Sunday, October 23, 2011

Irish Sea

On the edge of last spring I was blessed with the opportunity to go to Wales to assist a photography project on the process of charcoal making.  After the project we drove out to the coast and I got my first look at the Irish Sea.  The sea water is dark and stormy - surrounded by whipping grass and quiet inter-coastal streams.  The sand is wet up to the walls of grass and sticks to your feet like mud.  I loved how the water and the sky didn't really define each other - instead they blend and became one sea.

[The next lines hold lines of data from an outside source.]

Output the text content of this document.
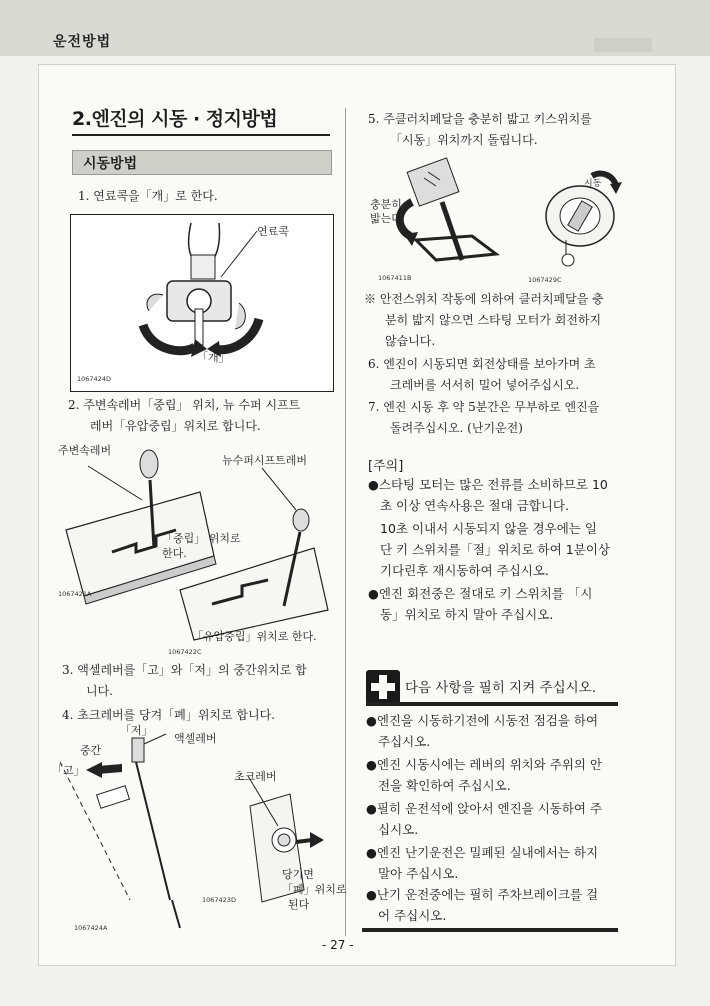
운전방법
2.엔진의 시동 · 정지방법
시동방법
1. 연료콕을「개」로 한다.
연료콕
「개」
1067424D
2. 주변속레버「중립」 위치, 뉴 수퍼 시프트
레버「유압중립」위치로 합니다.
주변속레버
뉴수퍼시프트레버
「중립」 위치로
한다.
1067421A
「유압중립」위치로 한다.
1067422C
3. 액셀레버를「고」와「저」의 중간위치로 합
니다.
4. 초크레버를 당겨「폐」위치로 합니다.
「저」
액셀레버
중간
「고」	초크레버
당기면
「폐」위치로
된다
1067423D
1067424A
5. 주클러치페달을 충분히 밟고 키스위치를
「시동」위치까지 돌립니다.
충분히
밟는다
시동
1067411B	1067429C
※ 안전스위치 작동에 의하여 클러치페달을 충
분히 밟지 않으면 스타팅 모터가 회전하지
않습니다.
6. 엔진이 시동되면 회전상태를 보아가며 초
크레버를 서서히 밀어 넣어주십시오.
7. 엔진 시동 후 약 5분간은 무부하로 엔진을
돌려주십시오. (난기운전)
[주의]
●스타팅 모터는 많은 전류를 소비하므로 10
초 이상 연속사용은 절대 금합니다.
10초 이내서 시동되지 않을 경우에는 일
단 키 스위치를「절」위치로 하여 1분이상
기다린후 재시동하여 주십시오.
●엔진 회전중은 절대로 키 스위치를 「시
동」위치로 하지 말아 주십시오.
다음 사항을 필히 지켜 주십시오.
●엔진을 시동하기전에 시동전 점검을 하여
주십시오.
●엔진 시동시에는 레버의 위치와 주위의 안
전을 확인하여 주십시오.
●필히 운전석에 앉아서 엔진을 시동하여 주
십시오.
●엔진 난기운전은 밀폐된 실내에서는 하지
말아 주십시오.
●난기 운전중에는 필히 주차브레이크를 걸
어 주십시오.
- 27 -
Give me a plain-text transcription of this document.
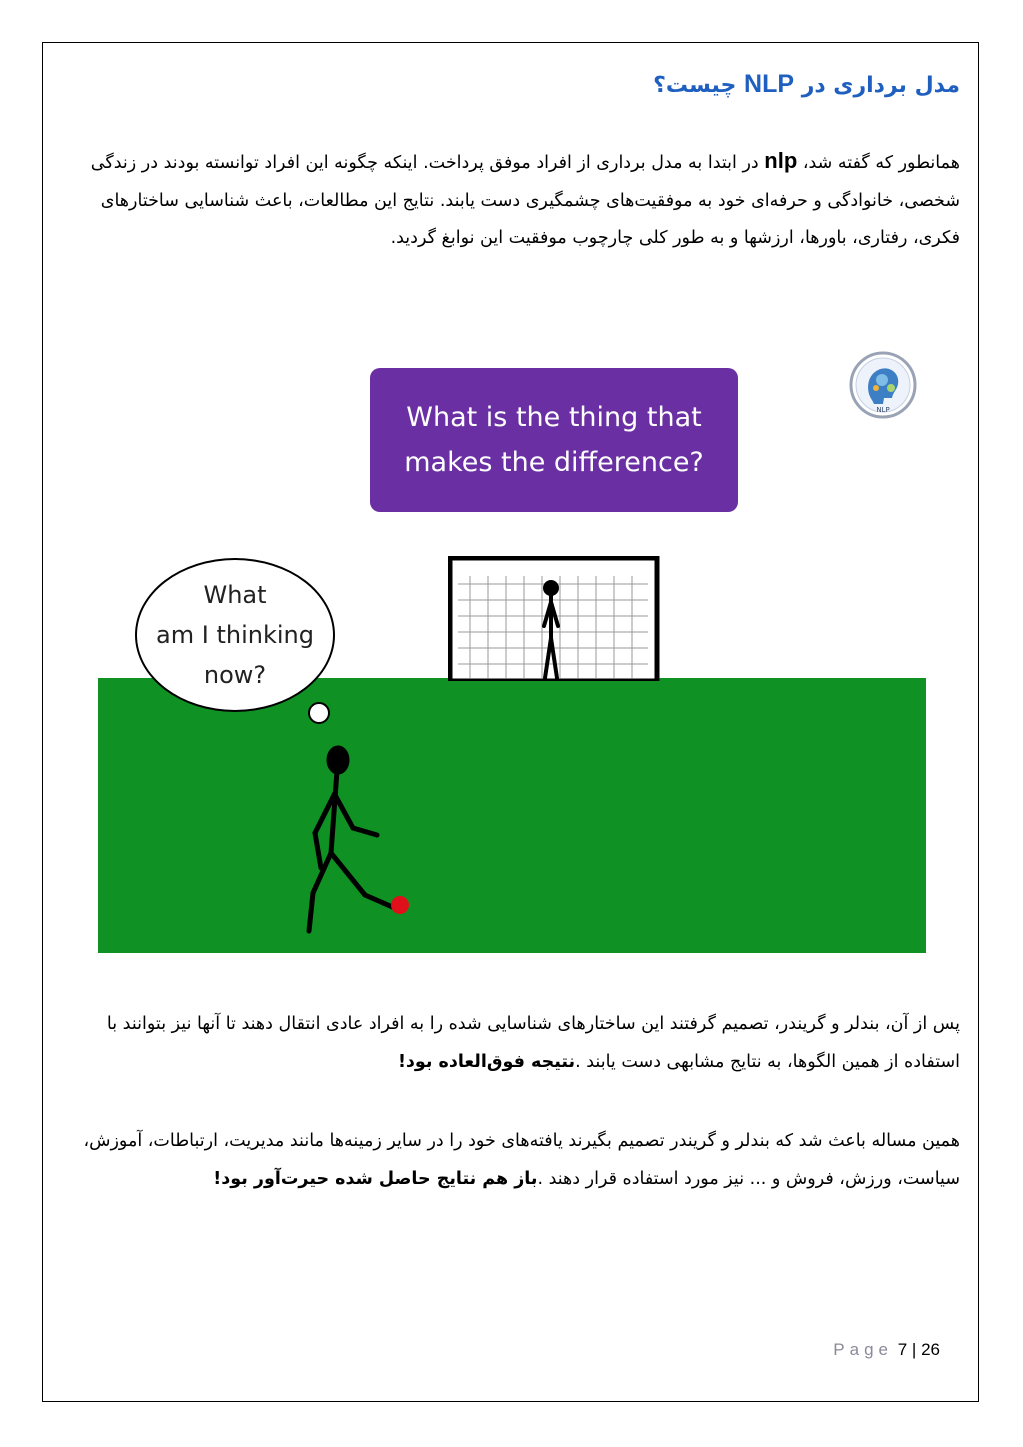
مدل برداری در NLP چیست؟
همانطور که گفته شد، nlp در ابتدا به مدل برداری از افراد موفق پرداخت. اینکه چگونه این افراد توانسته بودند در زندگی شخصی، خانوادگی و حرفه‌ای خود به موفقیت‌های چشمگیری دست یابند. نتایج این مطالعات، باعث شناسایی ساختارهای فکری، رفتاری، باورها، ارزشها و به طور کلی چارچوب موفقیت این نوابغ گردید.
What is the thing that
makes the difference?
NLP
What
am I thinking
now?
پس از آن، بندلر و گریندر، تصمیم گرفتند این ساختارهای شناسایی شده را به افراد عادی انتقال دهند تا آنها نیز بتوانند با استفاده از همین الگوها، به نتایج مشابهی دست یابند .نتیجه فوق‌العاده بود!
همین مساله باعث شد که بندلر و گریندر تصمیم بگیرند یافته‌های خود را در سایر زمینه‌ها مانند مدیریت، ارتباطات، آموزش، سیاست، ورزش، فروش و ... نیز مورد استفاده قرار دهند .باز هم نتایج حاصل شده حیرت‌آور بود!
Page 7 | 26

These photographs were taken on film off a Pentax 6x7.  There is something incredible about film and I am starting to prefer it over anything. It is risky and frustrating -  not being able to use countless frames due to exposure or just way to much dust.  I love how you take photographs and don't see them for a long time - during which I constantly worry something isn't going to come out right. But, I tend to be pleasantly surprised most of the time.  The great war documentary photographer Robert Capa had 35mm rolls of D-Day film that he didn't see for months. Unfortunately due to an assistant error in the darkroom out of the 106 frames fired, 8 negatives came out. 8 beautiful negatives, along with the rest of Capa's WWII work, not only capture a few minutes on the bloody beaches of Normandy but also the entire canon of emotion of America soldiers during WWII. 

I hope one day to create photographs that will convey feelings or ideas that represent a greater truth.  A project of four or five more photographs from the Welsh coast will be on the website soon.